My mother reads lots of fiction written by Irish authors, set in Ireland, which falls into the ‘women’s fiction’ genre. I hate that as a label, but in any case, when I get my hands on her books, I have lots of choices of books to read by Irish authors. Having noticed that I was missing an O surname in my challenge last week, I figured an Irish surname was an easy way to fix that, so I picked ‘The Judge’s Wife’ by Ann O’Loughlin. I didn’t realise until after I had finished it that this wasn’t actually the first book by this author that I’ve read, but I wish I’d been a bit more attentive, because I didn’t enjoy the first book I read by her particularly, and I enjoyed this second one even less.
Spanning three decades, this is the moving story of three women and how one great love changed their lives forever.
With her whole life ahead of her, beautiful young Grace’s world changes forever when she’s married off to a much older judge. Soon, feeling lonely and neglected, Grace meets and falls in love with an Indian doctor, Vikram. He’s charming, thoughtful and kind, everything her husband is not. But this is the 1950s and when she becomes pregnant, the potential scandal must be harshly dealt with to avoid ruin.
As soon as she has given birth, Grace is sent to an asylum by the judge and a conniving aunt. Vikram is told that Grace died in childbirth and returns, heartbroken, to India. But it’s not the end of the story. Thirty years later, with the judge dead, his estranged daughter Emma returns home, full of anger and resentment. There she finds Grace’s diaries and begins to uncover a mystery about her mother that she had never suspected. Meanwhile, in India, Vikram is planning a long-awaited trip to Ireland with his much-loved niece, Rosa, who has heard all about Grace and her uncle’s long lost love, so that he can stand, at last, at the grave of the woman he loved.

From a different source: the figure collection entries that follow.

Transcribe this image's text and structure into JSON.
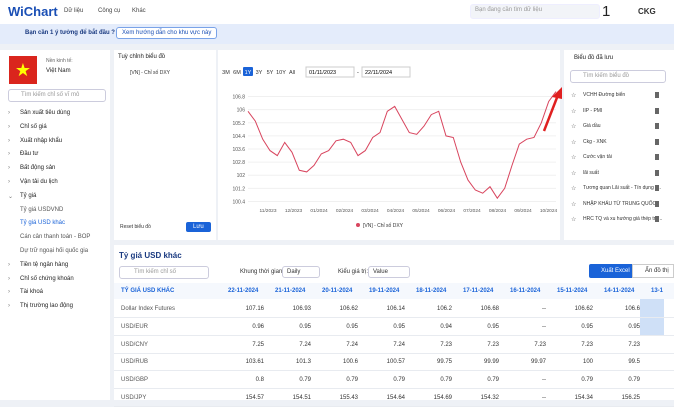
{
  "header": {
    "logo": "WiChart",
    "menus": [
      "Dữ liệu",
      "Công cụ",
      "Khác"
    ],
    "search_placeholder": "Bạn đang cần tìm dữ liệu",
    "badge": "1",
    "brand": "CKG"
  },
  "banner": {
    "text": "Bạn cần 1 ý tưởng để bắt đầu ?",
    "button": "Xem hướng dẫn cho khu vực này"
  },
  "sidebar": {
    "economy_label": "Nền kinh tế:",
    "economy": "Việt Nam",
    "search_placeholder": "Tìm kiếm chỉ số vĩ mô",
    "items": [
      {
        "label": "Sản xuất tiêu dùng",
        "level": 0
      },
      {
        "label": "Chỉ số giá",
        "level": 0
      },
      {
        "label": "Xuất nhập khẩu",
        "level": 0
      },
      {
        "label": "Đầu tư",
        "level": 0
      },
      {
        "label": "Bất động sản",
        "level": 0
      },
      {
        "label": "Vận tải du lịch",
        "level": 0
      },
      {
        "label": "Tỷ giá",
        "level": 0,
        "open": true
      },
      {
        "label": "Tỷ giá USDVND",
        "level": 1
      },
      {
        "label": "Tỷ giá USD khác",
        "level": 1,
        "active": true
      },
      {
        "label": "Cán cân thanh toán - BOP",
        "level": 1
      },
      {
        "label": "Dự trữ ngoại hối quốc gia",
        "level": 1
      },
      {
        "label": "Tiền tệ ngân hàng",
        "level": 0
      },
      {
        "label": "Chỉ số chứng khoán",
        "level": 0
      },
      {
        "label": "Tài khoá",
        "level": 0
      },
      {
        "label": "Thị trường lao động",
        "level": 0
      }
    ]
  },
  "chart_panel": {
    "title": "Tuỳ chỉnh biểu đồ",
    "indicator": "[VN] - Chỉ số DXY",
    "reset": "Reset biểu đồ",
    "save": "Lưu"
  },
  "chart_data": {
    "type": "line",
    "periods": [
      "3M",
      "6M",
      "1Y",
      "3Y",
      "5Y",
      "10Y",
      "All"
    ],
    "active_period": "1Y",
    "date_from": "01/11/2023",
    "date_sep": "-",
    "date_to": "22/11/2024",
    "x_labels": [
      "11/2023",
      "12/2023",
      "01/2024",
      "02/2024",
      "03/2024",
      "04/2024",
      "05/2024",
      "06/2024",
      "07/2024",
      "08/2024",
      "09/2024",
      "10/2024"
    ],
    "ylim": [
      100,
      107.2
    ],
    "yticks": [
      106.8,
      106,
      105.2,
      104.4,
      103.6,
      102.8,
      102,
      101.2,
      100.4
    ],
    "series": [
      {
        "name": "[VN] - Chỉ số DXY",
        "color": "#d8455e",
        "values": [
          105.9,
          105.3,
          104.2,
          103.5,
          103.2,
          104.0,
          103.4,
          102.3,
          102.2,
          102.6,
          103.3,
          103.5,
          104.1,
          104.2,
          104.0,
          103.2,
          103.5,
          104.3,
          104.6,
          105.9,
          106.2,
          105.4,
          104.6,
          104.5,
          105.0,
          105.7,
          105.9,
          104.4,
          104.3,
          102.8,
          101.7,
          101.1,
          100.9,
          101.3,
          100.6,
          101.2,
          102.6,
          103.9,
          104.2,
          104.3,
          105.2,
          106.5,
          107.1
        ]
      }
    ]
  },
  "saved_panel": {
    "title": "Biểu đồ đã lưu",
    "search_placeholder": "Tìm kiếm biểu đồ",
    "items": [
      "VCHH Đường biển",
      "IIP - PMI",
      "Giá dầu",
      "Ckg - XNK",
      "Cước vận tải",
      "lãi suất",
      "Tương quan Lãi suất - Tín dụng -...",
      "NHẬP KHẨU TỪ TRUNG QUỐC",
      "HRC TQ và xu hướng giá thép tro..."
    ]
  },
  "table_section": {
    "title": "Tỷ giá USD khác",
    "search_placeholder": "Tìm kiếm chỉ số",
    "timeframe_label": "Khung thời gian:",
    "timeframe": "Daily",
    "value_type_label": "Kiểu giá trị:",
    "value_type": "Value",
    "export": "Xuất Excel",
    "hide_chart": "Ẩn đồ thị"
  },
  "table": {
    "header": [
      "TỶ GIÁ USD KHÁC",
      "22-11-2024",
      "21-11-2024",
      "20-11-2024",
      "19-11-2024",
      "18-11-2024",
      "17-11-2024",
      "16-11-2024",
      "15-11-2024",
      "14-11-2024",
      "13-1"
    ],
    "rows": [
      [
        "Dollar Index Futures",
        "107.16",
        "106.93",
        "106.62",
        "106.14",
        "106.2",
        "106.68",
        "--",
        "106.62",
        "106.6"
      ],
      [
        "USD/EUR",
        "0.96",
        "0.95",
        "0.95",
        "0.95",
        "0.94",
        "0.95",
        "--",
        "0.95",
        "0.95"
      ],
      [
        "USD/CNY",
        "7.25",
        "7.24",
        "7.24",
        "7.24",
        "7.23",
        "7.23",
        "7.23",
        "7.23",
        "7.23"
      ],
      [
        "USD/RUB",
        "103.61",
        "101.3",
        "100.6",
        "100.57",
        "99.75",
        "99.99",
        "99.97",
        "100",
        "99.5"
      ],
      [
        "USD/GBP",
        "0.8",
        "0.79",
        "0.79",
        "0.79",
        "0.79",
        "0.79",
        "--",
        "0.79",
        "0.79"
      ],
      [
        "USD/JPY",
        "154.57",
        "154.51",
        "155.43",
        "154.64",
        "154.69",
        "154.32",
        "--",
        "154.34",
        "156.25"
      ]
    ]
  }
}
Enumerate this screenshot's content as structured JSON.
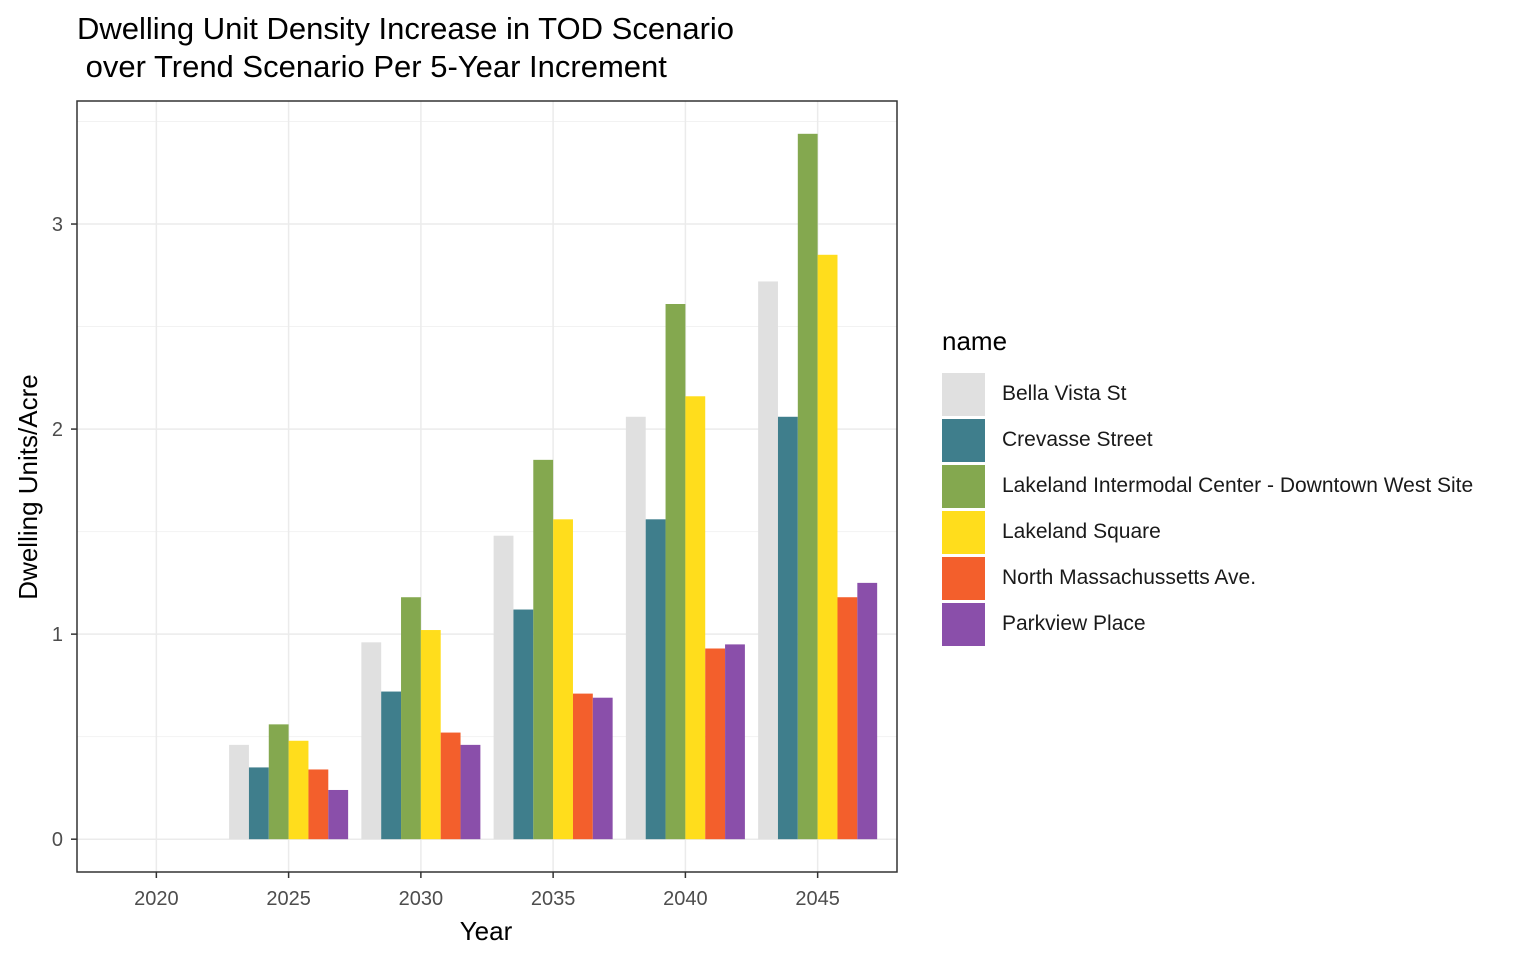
{
  "chart_data": {
    "type": "bar",
    "title": [
      "Dwelling Unit Density Increase in TOD Scenario",
      " over Trend Scenario Per 5-Year Increment"
    ],
    "xlabel": "Year",
    "ylabel": "Dwelling Units/Acre",
    "categories": [
      "2020",
      "2025",
      "2030",
      "2035",
      "2040",
      "2045"
    ],
    "ylim": [
      -0.16,
      3.6
    ],
    "yticks": [
      0,
      1,
      2,
      3
    ],
    "grid": true,
    "legend_title": "name",
    "legend_position": "right",
    "series": [
      {
        "name": "Bella Vista St",
        "color": "#E0E0E0",
        "values": [
          0,
          0.46,
          0.96,
          1.48,
          2.06,
          2.72
        ]
      },
      {
        "name": "Crevasse Street",
        "color": "#3F7E8C",
        "values": [
          0,
          0.35,
          0.72,
          1.12,
          1.56,
          2.06
        ]
      },
      {
        "name": "Lakeland Intermodal Center - Downtown West Site",
        "color": "#84A84F",
        "values": [
          0,
          0.56,
          1.18,
          1.85,
          2.61,
          3.44
        ]
      },
      {
        "name": "Lakeland Square",
        "color": "#FFDD1C",
        "values": [
          0,
          0.48,
          1.02,
          1.56,
          2.16,
          2.85
        ]
      },
      {
        "name": "North Massachussetts Ave.",
        "color": "#F35F2C",
        "values": [
          0,
          0.34,
          0.52,
          0.71,
          0.93,
          1.18
        ]
      },
      {
        "name": "Parkview Place",
        "color": "#8A4FAA",
        "values": [
          0,
          0.24,
          0.46,
          0.69,
          0.95,
          1.25
        ]
      }
    ]
  }
}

As secrets are finally uncovered, will they be able to cope with the biggest secret of all?
So there was a lot I didn’t like about this book, actually. Firstly, the writing style felt very clunky. Every single word was written out in its entirety, including during speech, so there was no real vocal flow to reading the dialogue parts. I was on the phone to my sister the other day, giving out about this, and tried to avoid using any contractions in my speech for the rest of the conversation. I lasted two sentences. Now admittedly this book was set in the fifties and eighties, so perhaps speech was more formal then than it is now, but even still, I really did feel like the writing style detracted from immersing myself in the story.
I also wasn’t all that on board with the story. There were some admirably strong parts in it – there’s no denying that the treatment of women in the fifties in Ireland was appalling, and this book highlights that to a degree, through how the women with Grace are treated by those around them, and how their issues are viewed and the general attitude of others towards them. I was on board with that, certainly. But the actual driving force of the plot was, frankly, ridiculous. There were so many revelations that I was turning every page waiting for the next big twist to come, and rolling my eyes from about halfway through.

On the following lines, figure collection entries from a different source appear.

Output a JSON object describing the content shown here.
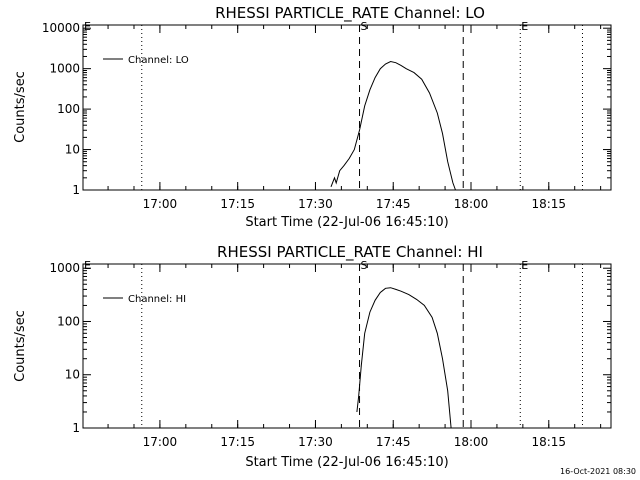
{
  "timestamp": "16-Oct-2021 08:30",
  "chart_data": [
    {
      "type": "line",
      "title": "RHESSI PARTICLE_RATE Channel: LO",
      "xlabel": "Start Time (22-Jul-06 16:45:10)",
      "ylabel": "Counts/sec",
      "yscale": "log",
      "xlim": [
        "16:45:10",
        "18:27:00"
      ],
      "ylim": [
        1,
        12000
      ],
      "x_ticks": [
        "17:00",
        "17:15",
        "17:30",
        "17:45",
        "18:00",
        "18:15"
      ],
      "y_ticks": [
        "1",
        "10",
        "100",
        "1000",
        "10000"
      ],
      "legend": {
        "entries": [
          "Channel: LO"
        ],
        "position": "top-left"
      },
      "vlines": [
        {
          "time": "16:56:30",
          "style": "dotted",
          "label": ""
        },
        {
          "time": "17:38:30",
          "style": "dashed",
          "label": "S"
        },
        {
          "time": "17:58:30",
          "style": "dashed",
          "label": ""
        },
        {
          "time": "18:09:30",
          "style": "dotted",
          "label": "E"
        },
        {
          "time": "18:21:30",
          "style": "dotted",
          "label": ""
        },
        {
          "time": "16:45:10",
          "style": "none",
          "label": "E"
        }
      ],
      "series": [
        {
          "name": "Channel: LO",
          "x": [
            "17:33:00",
            "17:33:40",
            "17:34:00",
            "17:34:40",
            "17:35:30",
            "17:36:30",
            "17:37:30",
            "17:38:30",
            "17:39:30",
            "17:40:30",
            "17:41:30",
            "17:42:30",
            "17:43:30",
            "17:44:30",
            "17:45:30",
            "17:46:30",
            "17:47:30",
            "17:49:00",
            "17:50:30",
            "17:52:00",
            "17:53:30",
            "17:54:30",
            "17:55:30",
            "17:56:30",
            "17:57:00"
          ],
          "y": [
            1.2,
            2,
            1.5,
            3,
            4,
            6,
            10,
            30,
            120,
            300,
            600,
            1000,
            1300,
            1500,
            1400,
            1200,
            1000,
            800,
            550,
            250,
            80,
            25,
            5,
            1.5,
            1
          ]
        }
      ]
    },
    {
      "type": "line",
      "title": "RHESSI PARTICLE_RATE Channel: HI",
      "xlabel": "Start Time (22-Jul-06 16:45:10)",
      "ylabel": "Counts/sec",
      "yscale": "log",
      "xlim": [
        "16:45:10",
        "18:27:00"
      ],
      "ylim": [
        1,
        1200
      ],
      "x_ticks": [
        "17:00",
        "17:15",
        "17:30",
        "17:45",
        "18:00",
        "18:15"
      ],
      "y_ticks": [
        "1",
        "10",
        "100",
        "1000"
      ],
      "legend": {
        "entries": [
          "Channel: HI"
        ],
        "position": "top-left"
      },
      "vlines": [
        {
          "time": "16:56:30",
          "style": "dotted",
          "label": ""
        },
        {
          "time": "17:38:30",
          "style": "dashed",
          "label": "S"
        },
        {
          "time": "17:58:30",
          "style": "dashed",
          "label": ""
        },
        {
          "time": "18:09:30",
          "style": "dotted",
          "label": "E"
        },
        {
          "time": "18:21:30",
          "style": "dotted",
          "label": ""
        },
        {
          "time": "16:45:10",
          "style": "none",
          "label": "E"
        }
      ],
      "series": [
        {
          "name": "Channel: HI",
          "x": [
            "17:38:00",
            "17:38:20",
            "17:38:50",
            "17:39:30",
            "17:40:30",
            "17:41:30",
            "17:42:30",
            "17:43:30",
            "17:44:30",
            "17:45:30",
            "17:46:30",
            "17:48:00",
            "17:49:30",
            "17:51:00",
            "17:52:30",
            "17:53:30",
            "17:54:30",
            "17:55:30",
            "17:56:10"
          ],
          "y": [
            2,
            4,
            15,
            60,
            150,
            250,
            350,
            420,
            430,
            400,
            370,
            320,
            260,
            200,
            120,
            60,
            20,
            5,
            1
          ]
        }
      ]
    }
  ]
}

There are a lot of smaller, niggly things that I could have brought up to complain about with regard to the plot of this book. It actually uses a similar plot device to The Tea Planter’s Wife, which I read a few years ago. The thing is, though, The Tea Planter’s Wife just handled it much better, rather than piling reveal on reveal on reveal until my eyes hurt from rolling them so hard.
I didn’t particularly enjoy the first Ann O’Loughlin book I read, and I definitely didn’t enjoy this, the second, so I’ll have to remember her name and avoid her in future. There are much better authors out there who write historical fiction, fiction which focuses on Ireland’s appalling treatment of women, fiction about enduring love and arranged marriages, about families being split up, but, you know, they make it seem at least a little bit realistic. I will not be seeking out another O’Loughlin book in the near future!